Construction of breast cancer gene regulatory networks and drug target optimization.

Abstract

The purpose of this study was to construct the breast cancer gene regulatory networks through the high-throughput techniques and optimize the drug target genes of breast cancer using bioinformatics analysis, and thus accelerate the process of drug development and improve the cure rate of breast cancer. The gene expression profile data of breast cancer were downloaded from GEO database and the transcriptional regulation data were obtained from UCSC database.

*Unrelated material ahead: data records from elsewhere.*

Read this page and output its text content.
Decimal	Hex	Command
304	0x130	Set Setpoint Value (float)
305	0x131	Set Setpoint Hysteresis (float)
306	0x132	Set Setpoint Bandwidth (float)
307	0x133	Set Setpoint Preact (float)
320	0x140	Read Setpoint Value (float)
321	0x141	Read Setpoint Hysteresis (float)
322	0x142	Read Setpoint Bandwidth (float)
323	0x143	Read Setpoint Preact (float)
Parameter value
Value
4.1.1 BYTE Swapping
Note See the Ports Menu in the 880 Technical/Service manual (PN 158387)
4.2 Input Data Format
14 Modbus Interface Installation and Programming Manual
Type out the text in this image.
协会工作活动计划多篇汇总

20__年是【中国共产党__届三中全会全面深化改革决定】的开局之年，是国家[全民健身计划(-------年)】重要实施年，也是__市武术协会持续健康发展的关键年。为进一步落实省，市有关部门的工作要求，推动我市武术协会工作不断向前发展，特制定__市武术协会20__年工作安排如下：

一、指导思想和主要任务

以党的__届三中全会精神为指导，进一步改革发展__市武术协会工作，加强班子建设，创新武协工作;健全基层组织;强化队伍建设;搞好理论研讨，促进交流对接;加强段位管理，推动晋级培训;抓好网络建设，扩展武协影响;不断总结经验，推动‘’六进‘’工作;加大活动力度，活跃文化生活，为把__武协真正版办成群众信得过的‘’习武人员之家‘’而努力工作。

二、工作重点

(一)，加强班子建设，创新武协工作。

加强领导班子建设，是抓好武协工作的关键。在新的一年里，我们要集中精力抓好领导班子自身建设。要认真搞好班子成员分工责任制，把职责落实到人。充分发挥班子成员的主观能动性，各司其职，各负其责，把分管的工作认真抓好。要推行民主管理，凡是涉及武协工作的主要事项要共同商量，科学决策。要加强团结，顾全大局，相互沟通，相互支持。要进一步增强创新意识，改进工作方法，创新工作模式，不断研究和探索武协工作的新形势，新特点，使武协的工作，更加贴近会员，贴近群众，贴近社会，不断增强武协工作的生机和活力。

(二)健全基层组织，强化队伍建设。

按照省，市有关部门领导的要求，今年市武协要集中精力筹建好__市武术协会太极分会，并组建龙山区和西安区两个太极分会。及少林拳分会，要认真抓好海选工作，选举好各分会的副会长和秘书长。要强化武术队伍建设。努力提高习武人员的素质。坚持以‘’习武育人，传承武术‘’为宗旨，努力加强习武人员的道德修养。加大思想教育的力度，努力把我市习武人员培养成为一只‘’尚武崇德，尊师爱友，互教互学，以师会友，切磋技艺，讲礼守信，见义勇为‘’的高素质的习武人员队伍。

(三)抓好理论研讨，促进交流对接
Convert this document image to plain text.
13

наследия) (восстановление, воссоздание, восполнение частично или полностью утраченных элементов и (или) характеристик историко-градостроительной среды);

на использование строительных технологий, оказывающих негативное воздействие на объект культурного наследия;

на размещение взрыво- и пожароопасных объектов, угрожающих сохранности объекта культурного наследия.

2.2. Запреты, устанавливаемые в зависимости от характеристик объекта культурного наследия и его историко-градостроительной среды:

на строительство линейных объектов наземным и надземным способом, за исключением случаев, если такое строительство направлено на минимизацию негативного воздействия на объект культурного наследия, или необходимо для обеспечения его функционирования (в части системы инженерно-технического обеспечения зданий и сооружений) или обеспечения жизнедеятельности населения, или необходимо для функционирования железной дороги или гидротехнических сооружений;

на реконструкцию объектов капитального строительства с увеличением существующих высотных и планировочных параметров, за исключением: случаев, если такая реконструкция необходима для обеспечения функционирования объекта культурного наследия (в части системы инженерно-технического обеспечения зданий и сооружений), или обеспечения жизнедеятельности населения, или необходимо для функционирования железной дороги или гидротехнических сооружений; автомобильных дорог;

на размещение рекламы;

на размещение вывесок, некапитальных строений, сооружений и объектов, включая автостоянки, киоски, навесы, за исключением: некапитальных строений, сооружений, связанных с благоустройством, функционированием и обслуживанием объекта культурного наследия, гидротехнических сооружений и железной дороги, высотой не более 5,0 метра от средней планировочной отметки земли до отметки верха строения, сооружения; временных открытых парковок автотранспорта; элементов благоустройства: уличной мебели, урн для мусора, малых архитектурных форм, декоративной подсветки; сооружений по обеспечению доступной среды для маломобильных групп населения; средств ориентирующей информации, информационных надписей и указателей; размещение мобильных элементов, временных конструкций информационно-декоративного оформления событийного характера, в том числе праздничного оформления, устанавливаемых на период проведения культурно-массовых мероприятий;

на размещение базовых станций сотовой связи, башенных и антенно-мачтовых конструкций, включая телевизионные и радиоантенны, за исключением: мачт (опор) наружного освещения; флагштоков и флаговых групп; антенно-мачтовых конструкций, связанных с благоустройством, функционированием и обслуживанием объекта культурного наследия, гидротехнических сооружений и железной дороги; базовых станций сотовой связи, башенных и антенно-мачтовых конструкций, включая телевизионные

Then we identified the differentially expressed genes (DEGs) by SAM algorithm and built gene regulatory networks by the supervised algorithm SIRENE. Finally, the drug targets of the DEGs with changed regulation relations were optimized based on the CancerResource database. A total of 584 DEGs were identified and the gene regulatory networks in the normal state and tumorous state were constructed. By comparing the new predicted regulatory relation in cancer state and normal state, the regulatory relation of 18 genes was found to be changed in the two states, showing the possibility to be applied as drug target genes. After the searches in the CancerResources, 7 genes were screened as the drug target genes, such as PFKFB3. Our present findings shed new light on the molecular mechanism of breast cancer and provide some drug targets which have the potential to be used in clinic for the treatment of breast cancer in future.